By Wyoming News Exchange
February 16, 2026

 

 

By Carrie Haderlie
Wyoming Tribune Eagle
Via- Wyoming News Exchange

CHEYENNE — Lawmakers in the Senate voted to resume discussions related to a controversial school funding process called recalibration on Friday.

The Senate voted unanimously in favor of introducing Senate File 81, “K-12 public school finance-2,” a mirror bill to one that failed in the House on Monday. Friday was the last day to introduce bills during the legislative session.

Both bills were the result of months of committee work during the interim. 

During recalibration, which is constitutionally required to occur every five years, lawmakers reshape the state’s school funding model, considering everything from class sizes to compensation for teachers and staff, as well as allocation of safety, security, school lunch and mental health funding spread across Wyoming’s school districts.

When introducing SF 81 to the Senate Friday, Sen. Tim Salazar, R-Riverton, said he was surprised by the House vote earlier this week to kill its version of the bill.

“Honorable members, you are well aware of this bill. You know what’s in it, I’m not going to explain it,” he said. “Quite frankly, this was a bill on the other side. I thought we had an agreement. We had a unanimous vote coming out of the recalibration committee. And quite frankly, I’m surprised about this.”

The Senate, he said, could “correct whatever happened down there, keep recalibration alive.”

The draft legislation that became SF 81 and House Bill 110, “K-12 public school finance,” was “approved unanimously on a bipartisan basis” in committee, he said.

In the House on Friday morning, Rep. Robert Wharff, R-Evanston, made a motion to suspend rules to allow the House to reconsider HB 110. His motion failed in a 38-22 vote, as it was necessary to get a two-thirds vote during the budget session.

Wyoming Education Association President Kim Amen said in a statement Friday that while the WEA appreciated the interim work that went into the recalibration process, “the current bill is not fully cost-based and does not adequately reflect the real and rising costs facing our public schools.”

Further, she said lawmakers heard extensive testimony from parents, educators, administrators, counselors, business managers, insurance representatives and community members about “what is truly needed to support Wyoming’s public schools.”

“Wyoming students deserve a cost-based funding model that is grounded in need,” she said. In 2025, Laramie County District Court Judge Peter Froelicher ruled that Wyoming had been unconstitutionally underfunding its K-12 public schools, ordering the state to modify its funding model “to assure the school financing system for operations and for school facilities are constitutional.”

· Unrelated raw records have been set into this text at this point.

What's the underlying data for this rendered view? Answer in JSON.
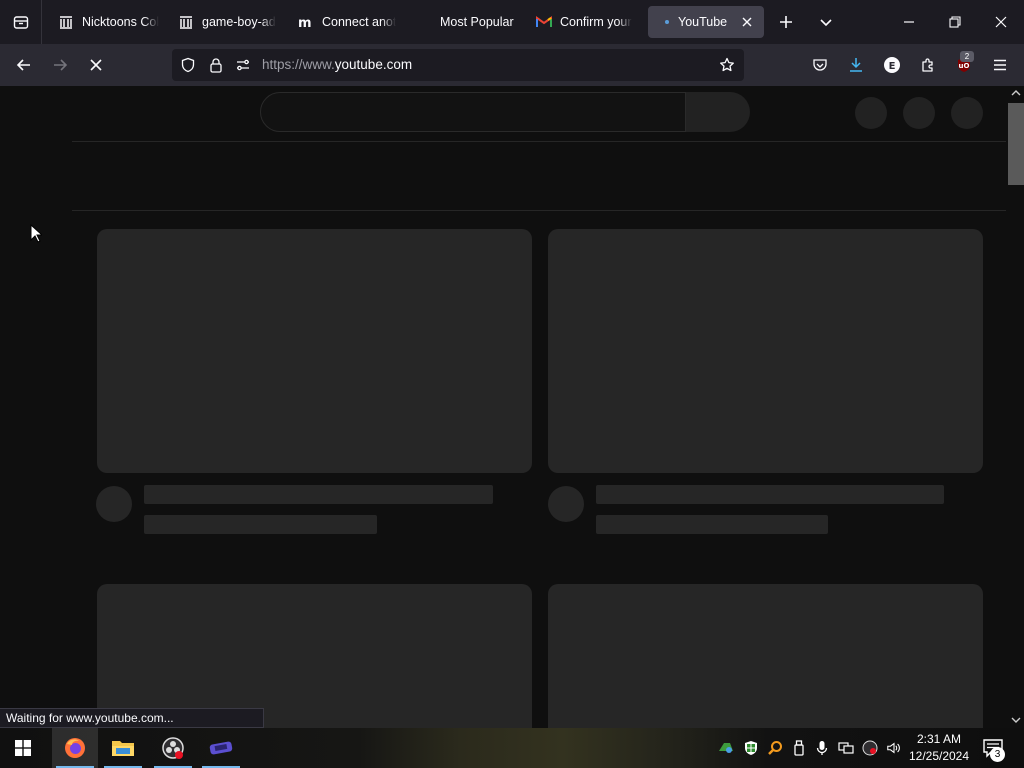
{
  "tabs": [
    {
      "title": "Nicktoons Col",
      "icon": "archive-icon"
    },
    {
      "title": "game-boy-ad",
      "icon": "archive-icon"
    },
    {
      "title": "Connect anot",
      "icon": "mastodon-icon"
    },
    {
      "title": "Most Popular",
      "icon": "blank-icon"
    },
    {
      "title": "Confirm your",
      "icon": "gmail-icon"
    },
    {
      "title": "YouTube",
      "icon": "loading-dot-icon",
      "active": true
    }
  ],
  "navbar": {
    "url_prefix": "https://www.",
    "url_domain": "youtube.com",
    "extension_badge": "2"
  },
  "status_text": "Waiting for www.youtube.com...",
  "taskbar": {
    "apps": [
      {
        "name": "firefox-app",
        "active": true
      },
      {
        "name": "file-explorer-app",
        "active": false
      },
      {
        "name": "obs-app",
        "active": false
      },
      {
        "name": "game-app",
        "active": false
      }
    ],
    "time": "2:31 AM",
    "date": "12/25/2024",
    "notification_count": "3"
  },
  "colors": {
    "accent": "#76b9ed",
    "chrome_bg": "#1c1b22",
    "toolbar_bg": "#2b2a33",
    "page_bg": "#0f0f0f",
    "placeholder": "#262626"
  }
}
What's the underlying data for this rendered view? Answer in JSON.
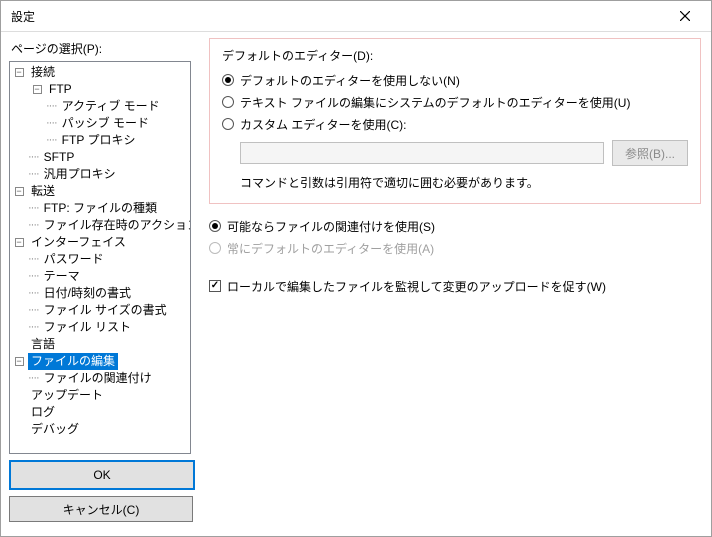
{
  "title": "設定",
  "left": {
    "label": "ページの選択(P):",
    "ok": "OK",
    "cancel": "キャンセル(C)"
  },
  "tree": {
    "connection": "接続",
    "ftp": "FTP",
    "active": "アクティブ モード",
    "passive": "パッシブ モード",
    "proxy": "FTP プロキシ",
    "sftp": "SFTP",
    "generic_proxy": "汎用プロキシ",
    "transfer": "転送",
    "ftp_filetypes": "FTP: ファイルの種類",
    "file_exists": "ファイル存在時のアクション",
    "interface": "インターフェイス",
    "password": "パスワード",
    "theme": "テーマ",
    "datetime": "日付/時刻の書式",
    "filesize": "ファイル サイズの書式",
    "filelist": "ファイル リスト",
    "language": "言語",
    "file_edit": "ファイルの編集",
    "file_assoc": "ファイルの関連付け",
    "update": "アップデート",
    "log": "ログ",
    "debug": "デバッグ"
  },
  "right": {
    "group_label": "デフォルトのエディター(D):",
    "r1": "デフォルトのエディターを使用しない(N)",
    "r2": "テキスト ファイルの編集にシステムのデフォルトのエディターを使用(U)",
    "r3": "カスタム エディターを使用(C):",
    "browse": "参照(B)...",
    "hint": "コマンドと引数は引用符で適切に囲む必要があります。",
    "r4": "可能ならファイルの関連付けを使用(S)",
    "r5": "常にデフォルトのエディターを使用(A)",
    "watch": "ローカルで編集したファイルを監視して変更のアップロードを促す(W)"
  }
}
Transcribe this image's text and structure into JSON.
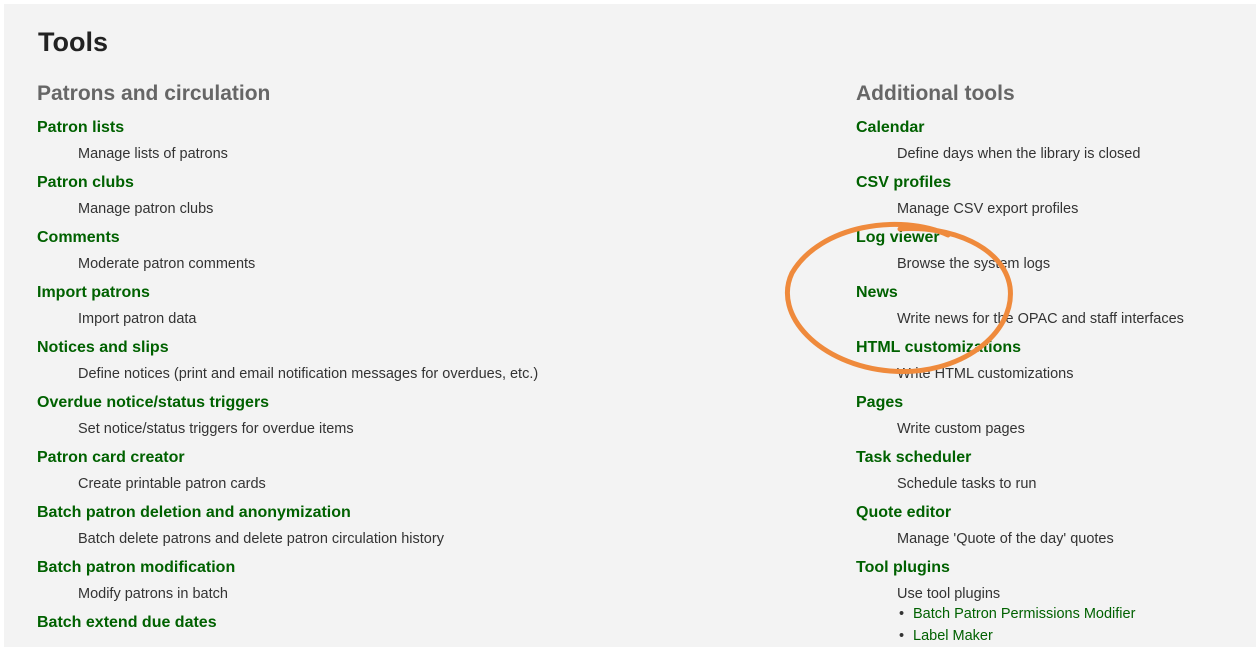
{
  "page": {
    "title": "Tools"
  },
  "patrons": {
    "heading": "Patrons and circulation",
    "items": [
      {
        "label": "Patron lists",
        "description": "Manage lists of patrons"
      },
      {
        "label": "Patron clubs",
        "description": "Manage patron clubs"
      },
      {
        "label": "Comments",
        "description": "Moderate patron comments"
      },
      {
        "label": "Import patrons",
        "description": "Import patron data"
      },
      {
        "label": "Notices and slips",
        "description": "Define notices (print and email notification messages for overdues, etc.)"
      },
      {
        "label": "Overdue notice/status triggers",
        "description": "Set notice/status triggers for overdue items"
      },
      {
        "label": "Patron card creator",
        "description": "Create printable patron cards"
      },
      {
        "label": "Batch patron deletion and anonymization",
        "description": "Batch delete patrons and delete patron circulation history"
      },
      {
        "label": "Batch patron modification",
        "description": "Modify patrons in batch"
      },
      {
        "label": "Batch extend due dates",
        "description": ""
      }
    ]
  },
  "additional": {
    "heading": "Additional tools",
    "items": [
      {
        "label": "Calendar",
        "description": "Define days when the library is closed"
      },
      {
        "label": "CSV profiles",
        "description": "Manage CSV export profiles"
      },
      {
        "label": "Log viewer",
        "description": "Browse the system logs"
      },
      {
        "label": "News",
        "description": "Write news for the OPAC and staff interfaces"
      },
      {
        "label": "HTML customizations",
        "description": "Write HTML customizations"
      },
      {
        "label": "Pages",
        "description": "Write custom pages"
      },
      {
        "label": "Task scheduler",
        "description": "Schedule tasks to run"
      },
      {
        "label": "Quote editor",
        "description": "Manage 'Quote of the day' quotes"
      },
      {
        "label": "Tool plugins",
        "description": "Use tool plugins"
      }
    ],
    "plugins": [
      {
        "label": "Batch Patron Permissions Modifier"
      },
      {
        "label": "Label Maker"
      }
    ]
  },
  "annotation": {
    "color": "#ef8a3c",
    "circles_items": [
      "Log viewer",
      "News"
    ]
  },
  "colors": {
    "link": "#006100",
    "heading": "#666666",
    "background": "#f3f3f3"
  }
}
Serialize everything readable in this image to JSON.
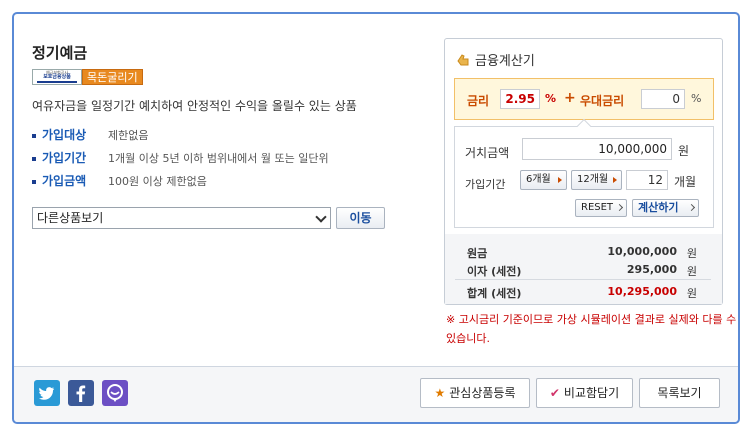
{
  "product": {
    "title": "정기예금",
    "badge_logo_line1": "예금보험공사",
    "badge_logo_line2": "보호금융상품",
    "badge_tag": "목돈굴리기",
    "description": "여유자금을 일정기간 예치하여 안정적인 수익을 올릴수 있는 상품",
    "info": [
      {
        "key": "가입대상",
        "value": "제한없음"
      },
      {
        "key": "가입기간",
        "value": "1개월 이상 5년 이하 범위내에서 월 또는 일단위"
      },
      {
        "key": "가입금액",
        "value": "100원 이상 제한없음"
      }
    ],
    "select_value": "다른상품보기",
    "move_label": "이동"
  },
  "calculator": {
    "title": "금융계산기",
    "rate_label": "금리",
    "rate_value": "2.95",
    "percent": "%",
    "plus": "+",
    "bonus_label": "우대금리",
    "bonus_value": "0",
    "amount_label": "거치금액",
    "amount_value": "10,000,000",
    "won": "원",
    "period_label": "가입기간",
    "period_6": "6개월",
    "period_12": "12개월",
    "period_value": "12",
    "months": "개월",
    "reset_label": "RESET",
    "calc_label": "계산하기",
    "results": [
      {
        "key": "원금",
        "value": "10,000,000",
        "unit": "원"
      },
      {
        "key": "이자 (세전)",
        "value": "295,000",
        "unit": "원"
      },
      {
        "key": "합계 (세전)",
        "value": "10,295,000",
        "unit": "원"
      }
    ],
    "notice": "※ 고시금리 기준이므로 가상 시뮬레이션 결과로 실제와 다를 수 있습니다."
  },
  "footer": {
    "favorite_label": "관심상품등록",
    "compare_label": "비교함담기",
    "list_label": "목록보기"
  },
  "colors": {
    "frame": "#5a8ad6",
    "accent_red": "#c80000",
    "label_blue": "#1a5bb5"
  }
}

Salazar said Friday that SF 81 “adheres to what I believe are the wishes of the court on funding of K-12 education.”

In its work over the interim, the Select School Finance Recalibration Committee voted unanimously to sponsor the 95-page, estimated $1.8 billion bill. The committee also heard days of testimony from concerned members of the public, from teachers, parents and district staff across the state, that the bill would actually decrease funding for classroom teachers and increase class sizes.

Rep. Scott Heiner, R-Gillette, said during the interim that the committee decided to focus on topics like average daily membership formulas, teacher salaries and educational block grant funding during this session.

During the 2026 interim, he said, lawmakers would tackle elements mandated for recalibration per the 2025 district court ruling, including funding for school resource officers, school nutrition and mental health counselors.

Amen said the WEA will “continue advocating for amendments,” including ensuring an external cost adjustment is applied every year, maintaining a rolling three-year average for average daily attendance numbers, preserving lower class sizes, increasing salaries for all education staff, and removing the mandate that all educators join the state health insurance plan.

“We remain committed to engaging in good faith with lawmakers to ensure Wyoming’s public schools are fully and fairly funded for all of the students and communities we serve,” she said.